JAG, the organization of Lesbian, Gay Bisexual and Transexual Jews in Argentina and the World Congress of LGBT Jews organized the first global event in South America, gathering participants from Brazil, Colombia, Chile, France, Italy, Mexico, and the United States.

JAG is an acronym of Judíos Argentinos Gays that is pronounced like the Hebrew word for holiday, Chag.  The organization has been in existence for 12 years.

The first global Shabbaton and conference held last week in Latin America received support from the Judaica Fundation; the Jewish umbrella organization, DAIA; the Latin American Jewish Congress; the Buenos Aires city government; and the Argentinean Federation of LGBT.  The event was held in the country’s oldest synagogue.

Mexican activist and former vice president of World Congress LGBT, Luis Perelman, stressed that the starting of the movement in Mexico was anonymous and hidden. But five years ago, the Guimel Association opened. “It’s very important for the region to have this experience in Buenos Aires to show our case, to ask major institutions clearly if they support us or not,” Perelman, president of Guimel, told JTA.

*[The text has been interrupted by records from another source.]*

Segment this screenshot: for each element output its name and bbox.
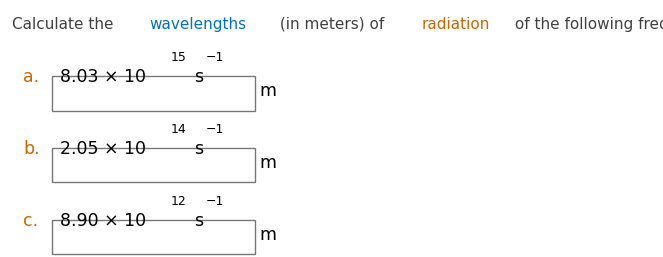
Text: 14: 14 — [170, 123, 186, 136]
Text: m: m — [259, 154, 276, 172]
Text: 8.90 × 10: 8.90 × 10 — [60, 212, 146, 230]
Text: m: m — [259, 82, 276, 100]
Text: 2.05 × 10: 2.05 × 10 — [60, 140, 146, 158]
Bar — [52, 148, 255, 182]
Text: 8.03 × 10: 8.03 × 10 — [60, 68, 146, 86]
Bar — [52, 76, 255, 111]
Text: wavelengths: wavelengths — [149, 17, 247, 32]
Text: s: s — [194, 140, 203, 158]
Text: m: m — [259, 226, 276, 244]
Text: 15: 15 — [170, 51, 186, 65]
Text: of the following frequencies.: of the following frequencies. — [510, 17, 663, 32]
Text: −1: −1 — [206, 51, 224, 65]
Text: Calculate the: Calculate the — [12, 17, 118, 32]
Text: 12: 12 — [171, 195, 186, 208]
Text: c.: c. — [23, 212, 38, 230]
Text: s: s — [194, 68, 203, 86]
Text: −1: −1 — [206, 123, 223, 136]
Text: (in meters) of: (in meters) of — [274, 17, 389, 32]
Text: a.: a. — [23, 68, 39, 86]
Bar — [52, 220, 255, 254]
Text: radiation: radiation — [422, 17, 490, 32]
Text: b.: b. — [23, 140, 40, 158]
Text: −1: −1 — [206, 195, 224, 208]
Text: s: s — [194, 212, 203, 230]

Perelman, like more than 130 participants, enjoyed a “tango for diversity” workshop and a panel about LGBT legislation in the region. A discussion about “The road to Jewish same-sex marriage” was held at the synagogue in which the first Jewish same-sex marriage in Latin America was celebrated one year ago hosted by the couple and the rabbi who married them.

 

 

An interreligious round table, with a Muslim participant, was held, as were Shabbat morning prayer services and a Shabbat Pic Nicy. The group also participated in a commemoration of the bombing of the Israeli embassy in Buenos Aires. The end of the meeting focused on evaluation, a closing ceremony and an invitation to a meeting in Paris in September 2017. World Congress LGBT President Frank Giaoui, of France, attended the conference.

“The Buenos Aires conference is a huge step towards a more complete inclusion of the LGBT people within the local Jewish community. In many of those aspects Argentina is setting the path for the whole Latin America and the world: Some 40 percent of the delegates actually did travel from abroad. I particularly appreciated the active participation of non-Jewish and non-LGBT allies at the event, it’s only with their support that we will successfully defeat anti-Semitism and LGBT-phobia,” Giaoui told JTA.